08.10.2019, 21.08 Uhr
Klaus0212 | Warum in die Ferne schweifen?
Ich kann die Sorge um die fehlende Pflege des Knopfmacherhölzchen gut nachvollziehen.
Aber es gibt meines Erachtens brennendere Probleme, um die sich unsere abgehobenen Mandatsträger in unserer Stadt kümmern müssten.
Wie lange soll die Brandruine am Tischplatt zur Schande noch erhalten werden?
Oder soll diese zum Flair des vergessenen Wohngebietes beitragen.
Die Fußwege sind noch maroder als die Fassaden der nicht sanierten Gebäude.

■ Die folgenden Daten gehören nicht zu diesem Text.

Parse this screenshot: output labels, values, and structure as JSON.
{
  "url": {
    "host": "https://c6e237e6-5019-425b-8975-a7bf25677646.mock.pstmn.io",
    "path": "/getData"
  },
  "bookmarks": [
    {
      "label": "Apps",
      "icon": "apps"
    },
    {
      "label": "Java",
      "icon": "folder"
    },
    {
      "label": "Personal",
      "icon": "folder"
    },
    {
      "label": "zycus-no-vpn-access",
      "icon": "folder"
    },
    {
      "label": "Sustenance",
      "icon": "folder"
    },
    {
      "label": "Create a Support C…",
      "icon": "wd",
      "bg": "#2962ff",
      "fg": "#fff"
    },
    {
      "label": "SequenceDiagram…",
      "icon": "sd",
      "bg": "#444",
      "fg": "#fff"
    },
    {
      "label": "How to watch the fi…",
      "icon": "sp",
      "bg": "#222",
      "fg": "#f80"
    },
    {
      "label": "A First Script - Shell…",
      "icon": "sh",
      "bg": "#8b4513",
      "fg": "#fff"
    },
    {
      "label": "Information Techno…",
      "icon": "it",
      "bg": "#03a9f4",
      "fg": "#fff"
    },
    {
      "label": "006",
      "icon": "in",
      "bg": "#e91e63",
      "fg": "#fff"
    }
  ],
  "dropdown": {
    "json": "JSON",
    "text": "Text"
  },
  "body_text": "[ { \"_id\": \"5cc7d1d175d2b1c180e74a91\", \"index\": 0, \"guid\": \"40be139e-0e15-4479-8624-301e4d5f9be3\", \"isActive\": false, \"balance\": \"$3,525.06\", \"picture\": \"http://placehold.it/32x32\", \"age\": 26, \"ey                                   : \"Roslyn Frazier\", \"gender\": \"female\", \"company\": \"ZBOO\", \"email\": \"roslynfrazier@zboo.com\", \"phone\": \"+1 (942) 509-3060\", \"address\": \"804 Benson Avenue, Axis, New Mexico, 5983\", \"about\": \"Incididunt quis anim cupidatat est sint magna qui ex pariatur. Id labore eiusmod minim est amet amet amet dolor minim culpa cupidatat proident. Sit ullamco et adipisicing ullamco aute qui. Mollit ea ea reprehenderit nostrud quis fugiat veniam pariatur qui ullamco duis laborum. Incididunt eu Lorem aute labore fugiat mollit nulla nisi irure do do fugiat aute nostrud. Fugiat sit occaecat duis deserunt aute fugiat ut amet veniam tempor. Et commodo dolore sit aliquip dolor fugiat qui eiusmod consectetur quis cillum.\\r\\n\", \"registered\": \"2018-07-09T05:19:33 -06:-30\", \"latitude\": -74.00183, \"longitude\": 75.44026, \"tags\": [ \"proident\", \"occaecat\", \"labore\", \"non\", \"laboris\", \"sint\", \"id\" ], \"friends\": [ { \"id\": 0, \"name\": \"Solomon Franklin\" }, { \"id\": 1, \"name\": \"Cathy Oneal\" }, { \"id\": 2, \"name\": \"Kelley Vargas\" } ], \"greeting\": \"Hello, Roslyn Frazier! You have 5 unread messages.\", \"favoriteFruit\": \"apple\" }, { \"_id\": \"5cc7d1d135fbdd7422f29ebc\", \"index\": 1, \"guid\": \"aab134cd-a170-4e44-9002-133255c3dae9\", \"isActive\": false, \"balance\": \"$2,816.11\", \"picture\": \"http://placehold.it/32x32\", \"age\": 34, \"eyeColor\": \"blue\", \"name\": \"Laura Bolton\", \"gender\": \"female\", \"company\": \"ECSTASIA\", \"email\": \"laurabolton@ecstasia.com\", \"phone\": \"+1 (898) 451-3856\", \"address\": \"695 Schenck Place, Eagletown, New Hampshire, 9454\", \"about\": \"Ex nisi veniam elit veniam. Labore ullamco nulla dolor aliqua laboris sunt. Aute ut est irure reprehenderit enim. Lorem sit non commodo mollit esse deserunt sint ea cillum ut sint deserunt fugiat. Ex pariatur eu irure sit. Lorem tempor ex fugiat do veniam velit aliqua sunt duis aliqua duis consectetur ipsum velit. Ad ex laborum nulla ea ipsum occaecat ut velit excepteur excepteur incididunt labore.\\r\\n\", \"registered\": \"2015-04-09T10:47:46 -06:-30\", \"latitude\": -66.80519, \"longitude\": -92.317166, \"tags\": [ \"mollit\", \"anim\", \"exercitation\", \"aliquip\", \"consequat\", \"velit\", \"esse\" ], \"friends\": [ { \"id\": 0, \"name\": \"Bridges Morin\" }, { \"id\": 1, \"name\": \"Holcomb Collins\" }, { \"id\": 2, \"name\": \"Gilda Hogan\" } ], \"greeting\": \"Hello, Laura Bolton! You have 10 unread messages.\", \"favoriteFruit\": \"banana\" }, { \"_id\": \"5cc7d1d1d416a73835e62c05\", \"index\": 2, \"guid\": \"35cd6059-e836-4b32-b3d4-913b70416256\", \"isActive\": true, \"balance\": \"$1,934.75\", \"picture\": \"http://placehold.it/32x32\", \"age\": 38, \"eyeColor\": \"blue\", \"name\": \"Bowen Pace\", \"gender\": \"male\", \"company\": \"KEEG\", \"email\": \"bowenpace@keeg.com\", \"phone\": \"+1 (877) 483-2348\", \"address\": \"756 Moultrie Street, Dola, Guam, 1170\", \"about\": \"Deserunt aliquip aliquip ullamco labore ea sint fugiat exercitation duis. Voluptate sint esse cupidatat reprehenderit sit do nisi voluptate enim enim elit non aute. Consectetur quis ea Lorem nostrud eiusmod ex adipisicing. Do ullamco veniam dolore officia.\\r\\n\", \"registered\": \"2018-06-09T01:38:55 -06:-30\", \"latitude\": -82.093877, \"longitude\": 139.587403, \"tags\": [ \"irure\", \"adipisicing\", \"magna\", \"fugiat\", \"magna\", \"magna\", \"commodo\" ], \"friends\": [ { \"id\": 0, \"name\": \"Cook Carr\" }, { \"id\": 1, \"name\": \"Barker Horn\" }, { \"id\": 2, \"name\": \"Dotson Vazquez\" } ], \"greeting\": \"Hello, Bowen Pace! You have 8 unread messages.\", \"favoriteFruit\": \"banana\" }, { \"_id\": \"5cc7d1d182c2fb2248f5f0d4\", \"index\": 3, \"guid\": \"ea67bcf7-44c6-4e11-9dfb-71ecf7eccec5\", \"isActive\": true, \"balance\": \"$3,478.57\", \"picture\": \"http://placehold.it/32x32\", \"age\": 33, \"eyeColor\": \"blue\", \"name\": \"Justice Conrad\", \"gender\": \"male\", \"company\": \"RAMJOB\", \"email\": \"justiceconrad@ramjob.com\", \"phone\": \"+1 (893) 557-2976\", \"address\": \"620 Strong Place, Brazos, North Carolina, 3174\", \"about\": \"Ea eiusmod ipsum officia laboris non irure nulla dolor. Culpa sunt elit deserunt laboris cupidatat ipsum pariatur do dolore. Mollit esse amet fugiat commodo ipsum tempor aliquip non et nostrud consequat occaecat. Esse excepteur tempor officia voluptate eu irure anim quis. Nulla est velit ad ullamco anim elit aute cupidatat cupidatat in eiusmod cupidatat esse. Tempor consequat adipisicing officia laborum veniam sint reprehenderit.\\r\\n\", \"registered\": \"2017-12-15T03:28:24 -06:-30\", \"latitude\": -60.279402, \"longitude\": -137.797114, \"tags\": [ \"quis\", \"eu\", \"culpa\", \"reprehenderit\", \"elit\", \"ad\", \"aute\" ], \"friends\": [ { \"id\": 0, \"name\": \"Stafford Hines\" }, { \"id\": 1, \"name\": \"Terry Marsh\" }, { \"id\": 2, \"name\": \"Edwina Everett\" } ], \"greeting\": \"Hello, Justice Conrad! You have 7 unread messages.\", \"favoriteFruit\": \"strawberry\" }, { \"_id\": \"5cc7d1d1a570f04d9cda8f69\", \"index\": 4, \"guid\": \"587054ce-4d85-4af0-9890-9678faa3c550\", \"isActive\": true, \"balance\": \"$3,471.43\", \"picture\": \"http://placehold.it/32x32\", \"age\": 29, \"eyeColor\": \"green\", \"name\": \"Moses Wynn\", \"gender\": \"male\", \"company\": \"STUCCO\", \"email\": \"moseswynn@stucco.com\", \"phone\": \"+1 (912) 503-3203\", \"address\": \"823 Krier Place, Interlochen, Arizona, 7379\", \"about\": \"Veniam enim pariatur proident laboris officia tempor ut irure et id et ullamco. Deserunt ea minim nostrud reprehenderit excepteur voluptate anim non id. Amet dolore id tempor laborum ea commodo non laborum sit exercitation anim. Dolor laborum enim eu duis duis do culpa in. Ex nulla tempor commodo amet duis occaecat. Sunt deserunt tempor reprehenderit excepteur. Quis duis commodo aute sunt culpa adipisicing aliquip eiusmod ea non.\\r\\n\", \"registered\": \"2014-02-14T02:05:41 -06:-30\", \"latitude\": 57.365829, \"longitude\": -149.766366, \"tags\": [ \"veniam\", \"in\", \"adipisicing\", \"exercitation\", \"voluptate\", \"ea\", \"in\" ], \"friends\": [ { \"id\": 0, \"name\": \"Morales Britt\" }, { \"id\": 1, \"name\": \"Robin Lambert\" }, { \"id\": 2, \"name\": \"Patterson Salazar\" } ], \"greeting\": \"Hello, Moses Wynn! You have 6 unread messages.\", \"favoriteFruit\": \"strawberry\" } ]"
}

Bei einem Spaziergang am Flutgraben konnte ich, auf einer Strecke von ca. 200m, 34 Hundekothaufen feststellen.
Die Stadt sollte jeden Hundehalter verpflichten, seinen Hund auf eigene Kosten genetisch zu katalogisieren und bei Probenentnahmen von Kothaufen Strafen zu verhängen, die den Halter wirklich belasten.
Ich habe hier noch keinen Mitarbeiter des Ordnungsamtes feststellen können.
Es scheint leichter für die Stadt zu sein, Millionen Euro in fragwürdigen Investitionen zu verbrennen, als zunächst die gravierenden Schäden zu beheben.
Wer aber im dem Ostteil der Stadt sein schickes Häuschen hat, verliert schnell das Interesse an klein Damaskus im Westen der Stadt.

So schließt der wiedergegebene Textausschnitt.